Sono 17 i seggi scelti per le primarie sparsi in città, ai quali domenica 27 novembre potranno accedere dalle ore 8.00 alle 20.00 (tranne i seggi 9 e 12 aperti dalle 8.00 alle 13.00 e dalle 15.00 alle 20.00), tutti gli anconetani dai 16 anni in su, previo un minimo contributo in denaro che pare essere volontario.

La feroce critica di Gabrielli al doppio mandato consumato dalla Mancinelli, la condivido. Non conosco personalmente lui, o i due candidati in lizza, o la Sindaca uscente, per cui posso dire la mia senza vincoli di sorta.

«L’impegno di Carlo Pesaresi di questi giorni ha imposto a tutto il centrosinistra, comprese le parti più recalcitranti e settarie, di rimettersi in moto rianimando un sistema linfatico di relazione che l’approccio Mancinelliano della delega in bianco – ed è questa la critica più feroce che deve essere rivolta a quel gruppo dirigente – aveva inaridito», scrive Gabrielli. E ancora: «Il centrosinistra ha realmente creduto che si potesse presidiare un territorio con l’idea dell’uomo/donna forte a cui delegare le scelte… e lo scorso settembre ci siamo, anche nella nostra città, ritrovati con un corpo rattrappito (incapace financo di fare una iniziativa elettorale con tutti i candidati alla Camera, Senato e Primarie), bloccato dall’anoressia di confronto e di idee e così, ritrovarci con una manciata di voti di distanza dal centrodestra».
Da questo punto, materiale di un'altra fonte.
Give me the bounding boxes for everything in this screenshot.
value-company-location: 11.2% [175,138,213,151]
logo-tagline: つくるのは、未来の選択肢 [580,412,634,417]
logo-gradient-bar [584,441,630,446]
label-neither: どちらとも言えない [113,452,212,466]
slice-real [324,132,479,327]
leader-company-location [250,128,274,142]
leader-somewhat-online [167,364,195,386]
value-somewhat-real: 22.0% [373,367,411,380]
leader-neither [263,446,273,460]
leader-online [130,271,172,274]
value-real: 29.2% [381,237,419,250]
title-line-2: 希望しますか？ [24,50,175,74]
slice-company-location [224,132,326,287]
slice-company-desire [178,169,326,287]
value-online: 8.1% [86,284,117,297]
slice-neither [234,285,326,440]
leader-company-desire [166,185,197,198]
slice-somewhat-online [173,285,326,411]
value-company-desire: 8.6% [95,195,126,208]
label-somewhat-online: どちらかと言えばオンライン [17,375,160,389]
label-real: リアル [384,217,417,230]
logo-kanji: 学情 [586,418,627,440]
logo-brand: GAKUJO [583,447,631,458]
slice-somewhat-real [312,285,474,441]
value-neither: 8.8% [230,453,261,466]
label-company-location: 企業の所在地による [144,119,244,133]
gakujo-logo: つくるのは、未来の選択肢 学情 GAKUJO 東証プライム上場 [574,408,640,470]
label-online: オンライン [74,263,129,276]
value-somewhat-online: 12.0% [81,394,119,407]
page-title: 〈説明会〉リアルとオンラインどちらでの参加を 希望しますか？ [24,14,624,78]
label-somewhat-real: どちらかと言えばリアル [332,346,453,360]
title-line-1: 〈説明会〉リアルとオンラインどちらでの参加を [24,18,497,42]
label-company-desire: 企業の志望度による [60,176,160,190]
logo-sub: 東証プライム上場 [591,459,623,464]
«Abbiamo governato bene – continua Gabrielli – ma abbiamo manifestato limiti; nelle dinamiche complesse (esempio fra tutte la costruzione dell’azienda unica provinciale dei rifiuti, obbiettivo principale che era stato dato alla Mancinelli sette anni fa), la politica della delega e della semplificazione arrogante non ha funzionato; un tempo siamo stati un capoluogo di regione ma abbiamo perso, in favore di una visione “paesana”, la capacità di esercitare quel ruolo».

Su “abbiamo governato bene” caro Gabrielli, dissento. L’Ancona di oggi non è migliore di quella presa in mano dalla Mancinelli dieci anni fa. Ancona capoluogo di regione, oggi, è una bestemmia. Basta fare un giro a Fano, Pesaro Urbino, Civitanova o Ascoli per capire e toccare con mano quanta vita sociale ed economica in più ci sia in quelle realtà rispetto alla dorica. Invito i lettori ad esprimersi su questo concetto.

In ultimo, al di là delle manovre di partito e degli eventuali interessi in gioco, personalmente m’interessa poco chi sarà il candidato Sindaco di Ancona del centrosinistra. Che sia Simonella o che sia Pesaresi – dalle voci di corridoio, il vincitore delle primarie del centrosinistra si dovrà misurare con il candidato di centrodestra Daniele Silvetti, attuale presidente dell’Ente Parco del Conero, ma non c’è nulla di ufficiale – quel che davvero m’interessa, e credo sia così anche per la gran parte degli anconetani, è che il nuovo Sindaco di Ancona abbia le capacità necessarie, e la giusta visione, per riportare Ancona al centro della regione Marche sul piano politico, geografico, sociale, industriale, culturale e turistico. Un gran lavoro, non lo nego, ma è un lavoro che va fatto se Ancona vuole restare a pieno titolo capoluogo di regione.